Hence the Diophantine equation ax + by = c has x = tx_{0} and y = ty_{0} as a particular solution.

**Theorem:** The linear Diophantine equation ax + by = c has a solution if and only if d\c, where d = gcd(a, b). If x_{0}, y_{0} is any particular solution of this equation, then all other solutions are given by

x = x_{0} + (b/d)t

y = y_{0} – (a/d)t

Where t is an arbitrary integer.

**Proof:** To established the second assertion of the theorem, let us suppose that a solution x_{0}, y_{0} of the given equation is known. If xʹ, yʹ is any other solution, then ax_{0} + by_{0} = c = axʹ + byʹ; which is equivalent to

a(xʹ – x_{0}) = b(y_{0} – yʹ)

Since d = gcd(a, b), there exist relatively prime integers r and s such that a = dr, b = ds. Substituting these values into the last written equation and cancelling the common factor d, we find that

r(xʹ – x_{0}) = s(y_{0} – yʹ)

This situation is now this: r\s(y_{0}-yʹ), with gcd(r, s) =1.

Using Euclid’s lemma, it must be the case that r\(y_{0}-yʹ); or, in other words, y_{0} – yʹ = rt for some integer t.
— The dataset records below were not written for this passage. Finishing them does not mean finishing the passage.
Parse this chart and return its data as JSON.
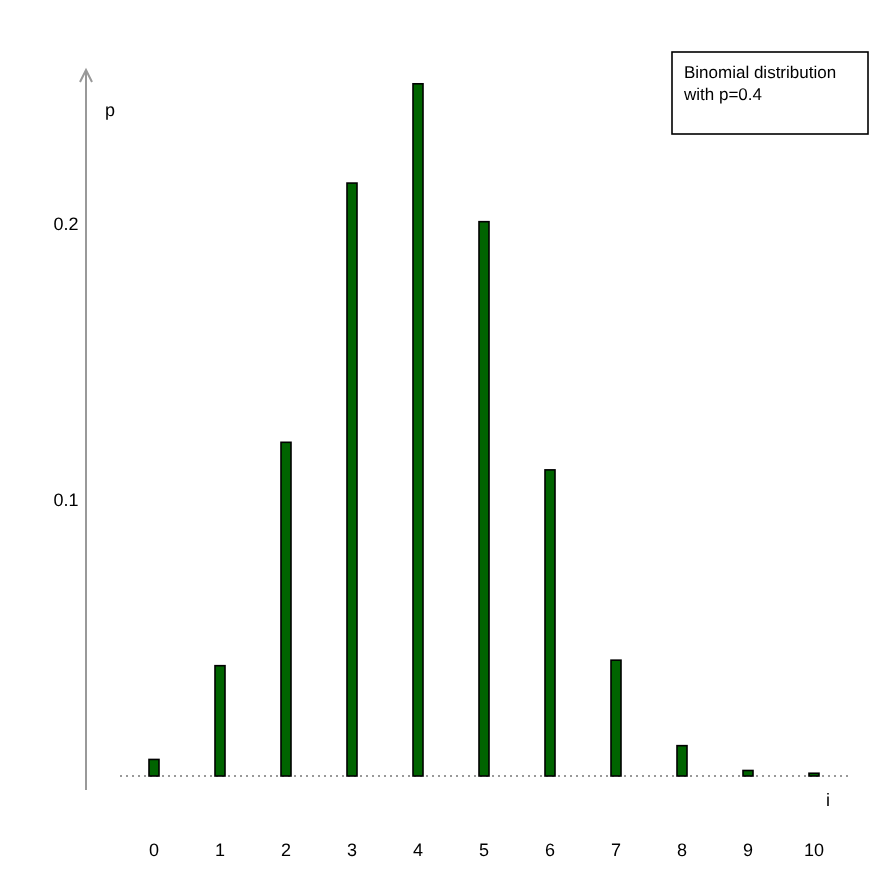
{
  "chart_data": {
    "type": "bar",
    "categories": [
      "0",
      "1",
      "2",
      "3",
      "4",
      "5",
      "6",
      "7",
      "8",
      "9",
      "10"
    ],
    "values": [
      0.006,
      0.04,
      0.121,
      0.215,
      0.251,
      0.201,
      0.111,
      0.042,
      0.011,
      0.002,
      0.001
    ],
    "color": "#006400",
    "ylim": [
      0,
      0.256
    ],
    "yticks": [
      0.1,
      0.2
    ],
    "xlabel": "i",
    "ylabel": "p",
    "grid": false,
    "annotations": [
      "Binomial distribution with p=0.4"
    ]
  }
}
Substituting, we obtain

xʹ – x_{0} = st

This leads us to the formulas

xʹ = x_{0} + st = x_{0} + (b/d)t

yʹ = y_{0} – rt = y_{0} – (a/d)t

It is easy to see that these values satisfying the Diophantine equation regardless of the choice of the integers; for

axʹ + byʹ = a[x_{0} + (b/d)t] + b[y_{0} – (a/d)t] = (ax_{0} + by_{0}) + (ab/d – ab/d) = c + t.0 = c

Thus there are an infinite number of solutions of the given equation, one for each value of t.